Victor Han selected runner-up for ISMRM I.I. Rabi Award

Third year EECS PhD candidate Victor Han (advisor: Prof. Chunlei Liu) was selected as a finalist for the International Society of Magnetic Resonance in Medicine (ISMRM) I.I. Rabi Young Investigator Award for original basic research.  He was chosen for his paper entitled “Multiphoton Magnetic Resonance Imaging,” in which he developed a novel technique that excites multiphoton resonances to generate signal for MRI by using multiple magnetic field frequencies, none of which is near the Larmor frequency. Only the total energy absorbed by a spin must correspond to the Larmor frequency. In contrast, today’s MRI exclusively relies on single-photon excitation.

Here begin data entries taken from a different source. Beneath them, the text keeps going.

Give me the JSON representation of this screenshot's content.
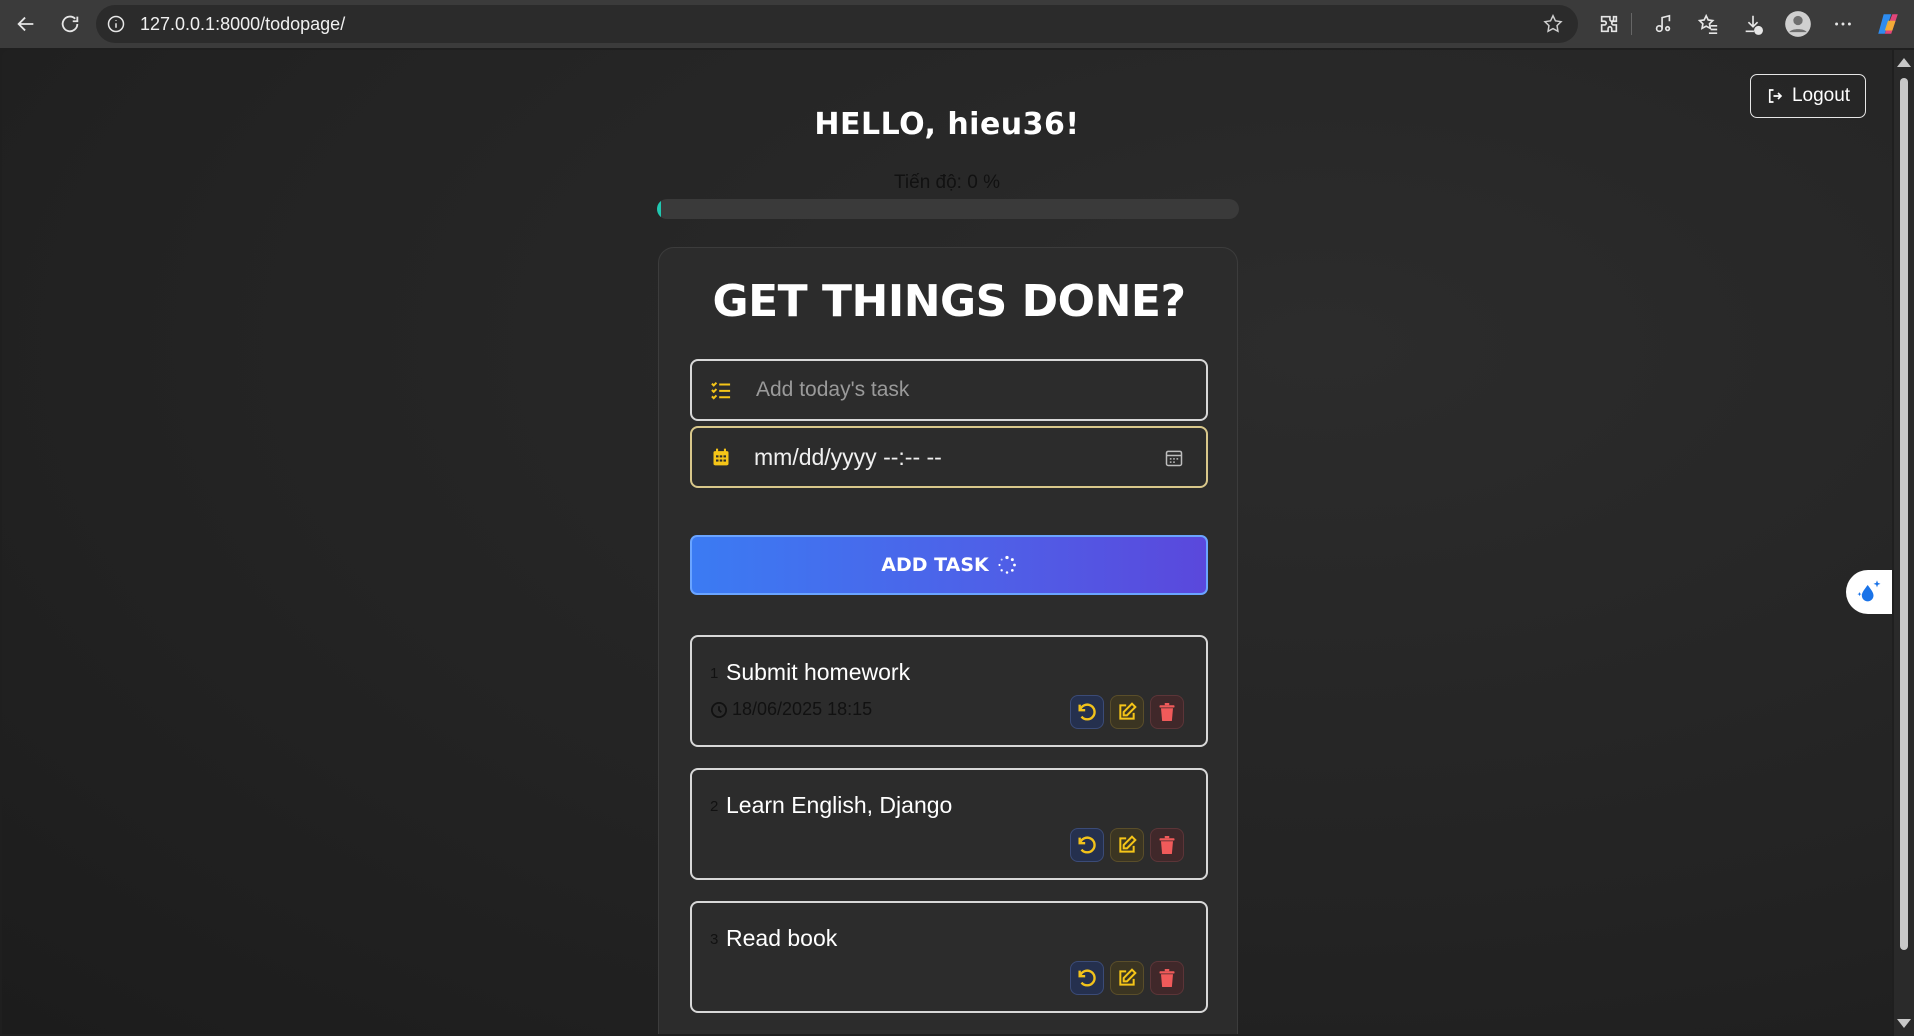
{
  "browser": {
    "url": "127.0.0.1:8000/todopage/",
    "icons": [
      "back-icon",
      "refresh-icon",
      "info-icon",
      "star-icon",
      "extensions-icon",
      "media-icon",
      "favorites-icon",
      "downloads-icon",
      "profile-icon",
      "more-icon",
      "copilot-icon"
    ]
  },
  "header": {
    "logout_label": "Logout",
    "greeting": "HELLO, hieu36!",
    "progress_label": "Tiến độ: 0 %",
    "progress_value": 0
  },
  "main": {
    "heading": "GET THINGS DONE?",
    "task_placeholder": "Add today's task",
    "date_value": "mm/dd/yyyy --:-- --",
    "add_button_label": "ADD TASK"
  },
  "tasks": [
    {
      "num": "1",
      "title": "Submit homework",
      "due": "18/06/2025 18:15"
    },
    {
      "num": "2",
      "title": "Learn English, Django",
      "due": ""
    },
    {
      "num": "3",
      "title": "Read book",
      "due": ""
    }
  ],
  "colors": {
    "accent_yellow": "#f5c518",
    "undo_yellow": "#f2c21b",
    "delete_red": "#f05a5a",
    "button_gradient": [
      "#3b7bf3",
      "#5a48dc"
    ],
    "progress_fill": "#20c7b0"
  }
}
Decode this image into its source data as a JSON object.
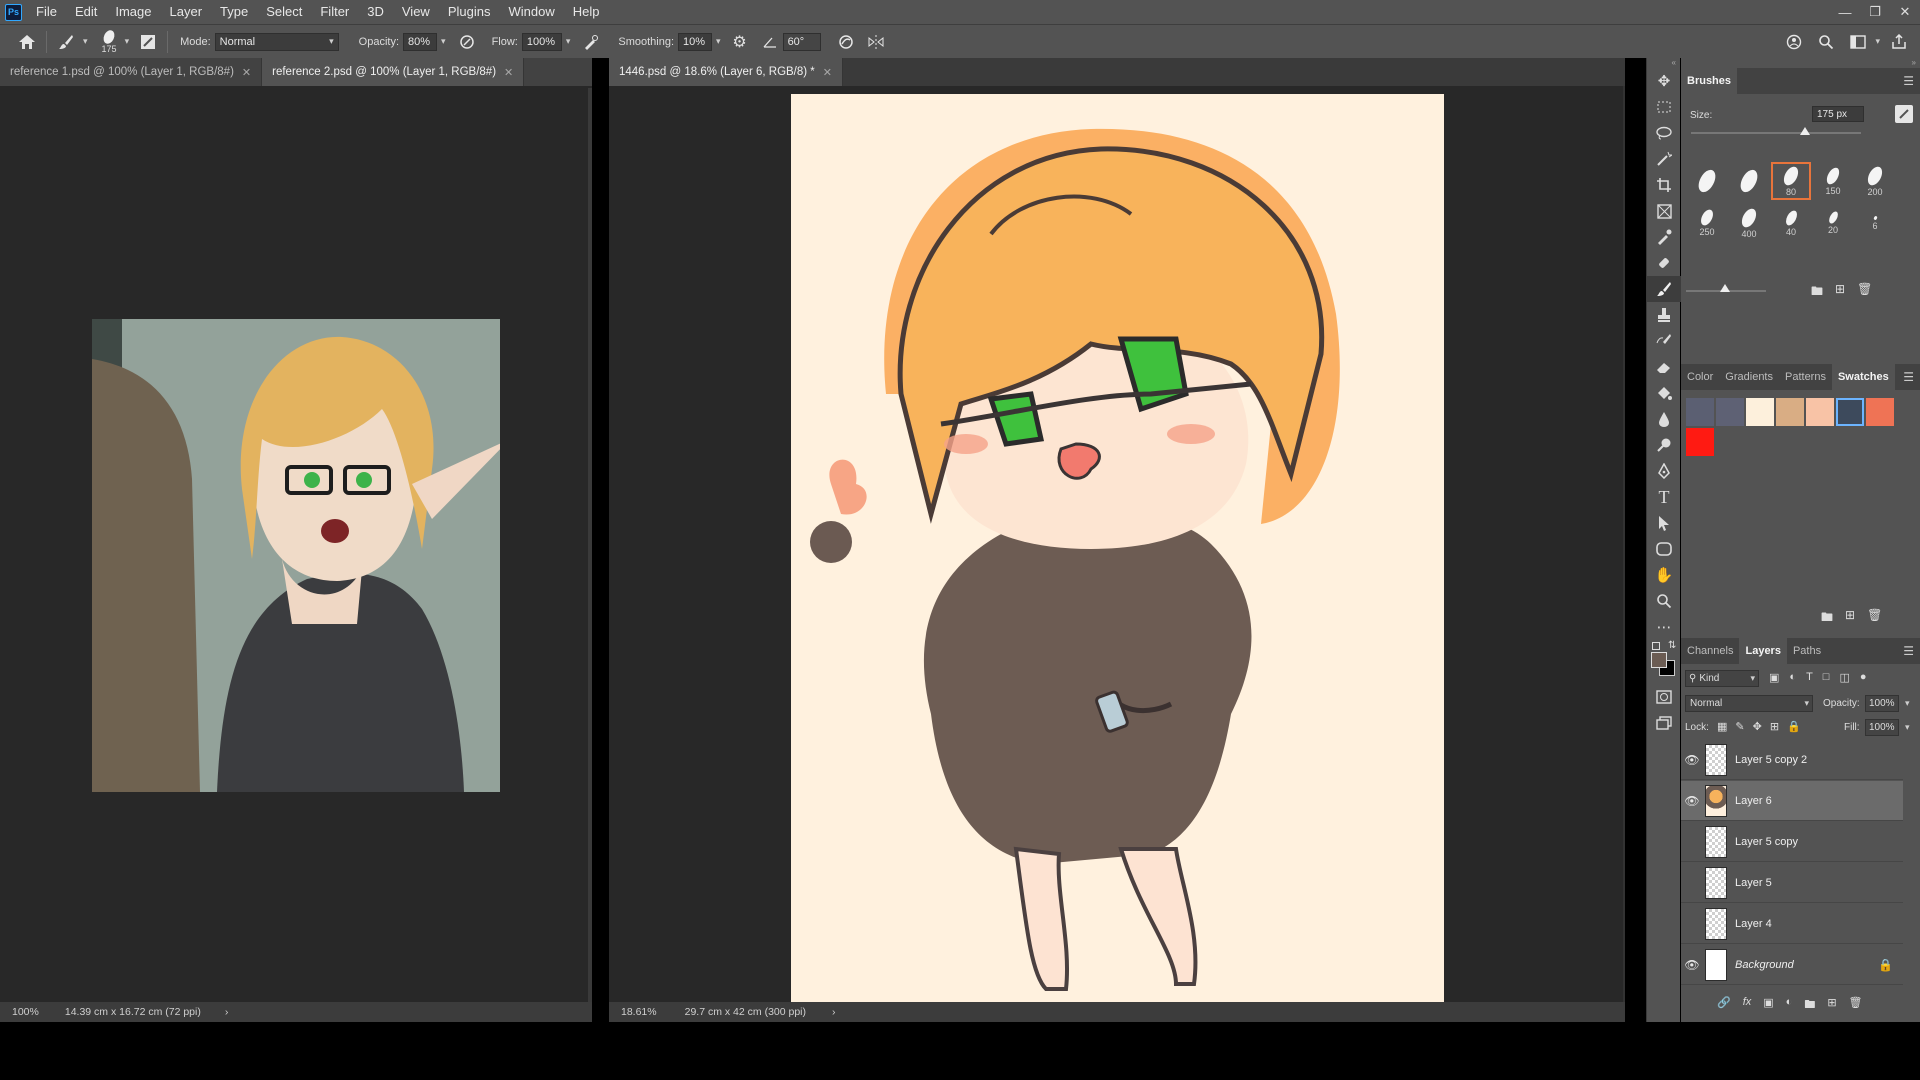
{
  "menubar": {
    "logo": "Ps",
    "items": [
      "File",
      "Edit",
      "Image",
      "Layer",
      "Type",
      "Select",
      "Filter",
      "3D",
      "View",
      "Plugins",
      "Window",
      "Help"
    ]
  },
  "options": {
    "brush_size": "175",
    "mode_label": "Mode:",
    "mode_value": "Normal",
    "opacity_label": "Opacity:",
    "opacity_value": "80%",
    "flow_label": "Flow:",
    "flow_value": "100%",
    "smoothing_label": "Smoothing:",
    "smoothing_value": "10%",
    "angle_value": "60°"
  },
  "left_doc": {
    "tabs": [
      {
        "label": "reference 1.psd @ 100% (Layer 1, RGB/8#)"
      },
      {
        "label": "reference 2.psd @ 100% (Layer 1, RGB/8#)"
      }
    ],
    "status_zoom": "100%",
    "status_info": "14.39 cm x 16.72 cm (72 ppi)"
  },
  "main_doc": {
    "tab_label": "1446.psd @ 18.6% (Layer 6, RGB/8) *",
    "status_zoom": "18.61%",
    "status_info": "29.7 cm x 42 cm (300 ppi)"
  },
  "brushes_panel": {
    "title": "Brushes",
    "size_label": "Size:",
    "size_value": "175 px",
    "presets": [
      "",
      "",
      "80",
      "150",
      "200",
      "250",
      "400",
      "40",
      "20",
      "6"
    ],
    "selected_index": 2
  },
  "swatches_panel": {
    "tabs": [
      "Color",
      "Gradients",
      "Patterns",
      "Swatches"
    ],
    "active_tab": "Swatches",
    "colors": [
      "#5b5f72",
      "#5e6174",
      "#fdf0dc",
      "#d9ad84",
      "#f8c3a6",
      "#3d4a5c",
      "#ef7355",
      "#ff1a12"
    ]
  },
  "layers_panel": {
    "tabs": [
      "Channels",
      "Layers",
      "Paths"
    ],
    "active_tab": "Layers",
    "filter_label": "Kind",
    "blend_mode": "Normal",
    "opacity_label": "Opacity:",
    "opacity_value": "100%",
    "lock_label": "Lock:",
    "fill_label": "Fill:",
    "fill_value": "100%",
    "layers": [
      {
        "name": "Layer 5 copy 2",
        "visible": true,
        "selected": false,
        "thumb": "checker"
      },
      {
        "name": "Layer 6",
        "visible": true,
        "selected": true,
        "thumb": "drawing"
      },
      {
        "name": "Layer 5 copy",
        "visible": false,
        "selected": false,
        "thumb": "checker"
      },
      {
        "name": "Layer 5",
        "visible": false,
        "selected": false,
        "thumb": "checker"
      },
      {
        "name": "Layer 4",
        "visible": false,
        "selected": false,
        "thumb": "checker"
      },
      {
        "name": "Background",
        "visible": true,
        "selected": false,
        "thumb": "white",
        "locked": true
      }
    ]
  }
}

He was named runner-up at the ISMRM annual conference in early August.  Han will continue to develop his multiphoton technique and is exploring its applications in medicine and neuroscience as a part of his PhD dissertation research.  The ISMRM is a multi-disciplinary nonprofit professional association that promotes innovation, development, and application of magnetic resonance techniques in medicine and biology throughout the world. 

Peter Bartlett and Bin Yu to lead $10M NSF/Simons Foundation program to investigate theoretical underpinnings of deep learning

The National Science Foundation (NSF) and the Simons Foundation Division of Mathematics and Physical Sciences are partnering to award $10 million to fund research in the Mathematical and Scientific Foundations of Deep Learning, led by CS Prof. Peter Bartlett and EECS Prof. Bin Yu.  Both professors hold joint appointments in the Department of Statistics.  The researchers hope to gain a better theoretical understanding of deep learning, which is part of a broader family of machine learning methods based on artificial neural networks that digest large amounts of raw data inputs and train AI systems with limited human supervision. Most of the research and education activities will be hosted by the Simons Institute for the Theory of Computing, in the form of structured programs of varying themes.  Other participating institutions will include Stanford, MIT, UCI, UCSD, Toyota Tech in Chicago, EPFL in Switzerland, and the Hebrew University in Israel.

Brian Harvey wins NTLS Education Technology Leadership Award

CS Teaching Prof. Emeritus Brian Harvey has been awarded the National Technology Leadership Summit (NTLS) Education Technology Leadership Award, which recognizes individuals who made a significant impact on the field of educational technology over the course of a lifetime.  The award is NTLS's highest honor.  Harvey wrote the "Computer Science Logo Style" textbook trilogy in the 1980s, which uses the Logo programming language (a subdialect of Lisp which had been created for elementary school children) to teach computer science concepts to more advanced students.   He designed UCBLogo in 1992, a free, open-source programming language that is now the de facto standard for Logo, and won the Berkeley Distinguished Teaching Award in 1995.  He then collaborated with award co-recipient Jens Möenig to develop the block programming language Snap!, which makes advanced computational concepts accessible to nonprogrammers.  It is used in the highly successful class "Beauty and Joy of Computing," which was developed at Berkeley to introduce more diverse audiences to CS. The class is approved for AP credit and, with support from the NSF, has been provided to more than one thousand high school CS teachers nationwide.  Harvey says “Languages in the Logo family, including Scratch and Snap!, take the position that we’re not in the business of training professional computer programmers. Our mission is to bring programming to the masses.”